La jeune fille avait débordé d'imagination pour inventer toutes sortes d'exercices plus fantasques les uns que les autres, mais résolument utiles. Alban maîtrisait désormais les sortilèges de Lévitation et de Mutisme à la perfection, il savait reconnaître une gousse de Snargalouf et dire dans quelles conditions elle se développait le mieux, il avait pratiqué un nombre assez incroyable de contre-maléfices et de sorts de défense, et surtout, il avait pu profiter de l'incroyable culture d'Isabel en ce qui concernait les animaux fantastiques. L'esprit logique d'Alban n'arrivait pas à l'admettre, mais elle était bien plus calée dans ce domaine que nombre de sorciers de sa connaissance.

Honnêtement, il ne savait pas pourquoi Isabel faisait cela. Elle avait passé des heures à expliquer patiemment au jeune homme les propriétés des plantes et des bêtes ou à lui faire réciter ses cours, alors même qu'elle passait ses journées à travailler. Et le pire, c'était qu'elle semblait manifester bien plus d'enthousiasme qu'Alban pour ces révisions.

Ce jour-là, les deux adolescents avaient décidé de faire une potion magique. En effet, si les épreuves de rattrapage des B.U.S.E. étaient plus courtes que celles de la session de juin, elles comportaient tout de même la préparation d'une potion.
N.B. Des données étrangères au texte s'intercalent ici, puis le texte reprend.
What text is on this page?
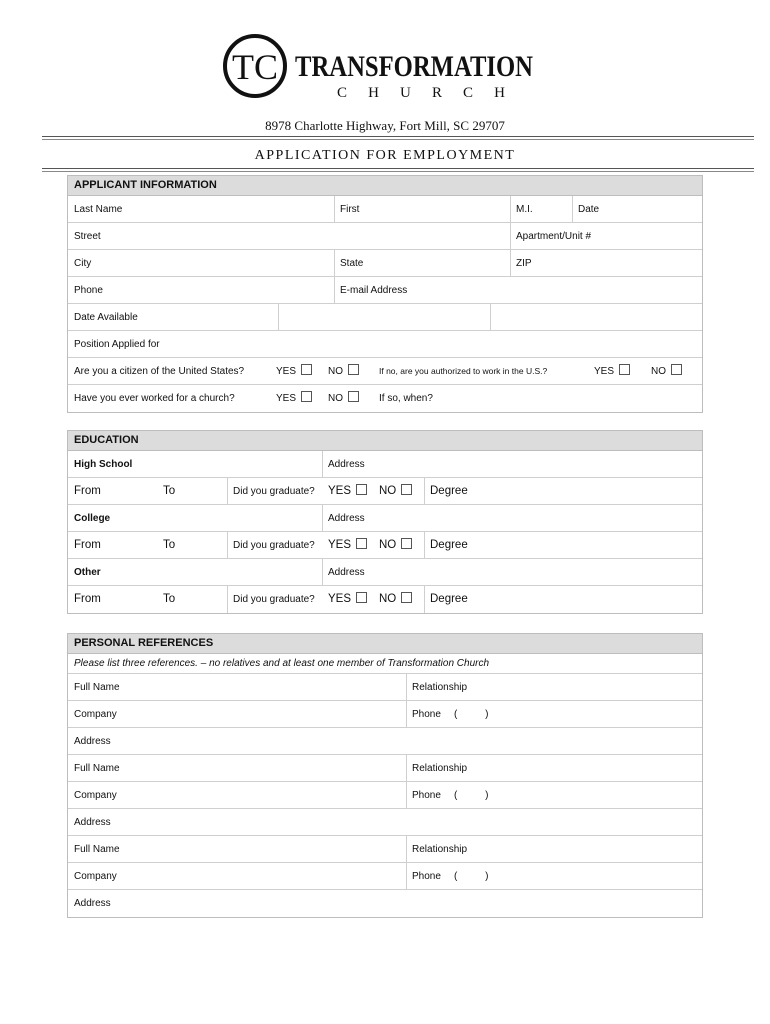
TC TRANSFORMATION
C H U R C H
8978 Charlotte Highway, Fort Mill, SC 29707
APPLICATION FOR EMPLOYMENT
APPLICANT INFORMATION
Last Name	First	M.I.	Date
Street	Apartment/Unit #
City	State	ZIP
Phone	E-mail Address
Date Available
Position Applied for
Are you a citizen of the United States?	YES	NO	If no, are you authorized to work in the U.S.?	YES	NO
Have you ever worked for a church?	YES	NO	If so, when?
EDUCATION
High School	Address
From	To	Did you graduate?	YES	NO	Degree
College	Address
From	To	Did you graduate?	YES	NO	Degree
Other	Address
From	To	Did you graduate?	YES	NO	Degree
PERSONAL REFERENCES
Please list three references. – no relatives and at least one member of Transformation Church
Full Name	Relationship
Company	Phone	(          )
Address
Full Name	Relationship
Company	Phone	(          )
Address
Full Name	Relationship
Company	Phone	(          )
Address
Alban ne s'en sortait généralement pas trop mal, mais son T lui avait fait reconsidérer le problème.

Bref, toujours était-il qu'ils avaient décidé de fabriquer une Solution Elastique, qui permettait de rendre la texture de n'importe quel objet qu'on y plongeait extrêmement souple et étirable. Elle ne fonctionnait cependant pas avec de la matière organique et Alban ne pouvait s'empêcher d'en être soulagé, car il pouvait mettre sa main à couper que si tel n'avait pas été le cas, Isabel l'aurait forcé à en boire.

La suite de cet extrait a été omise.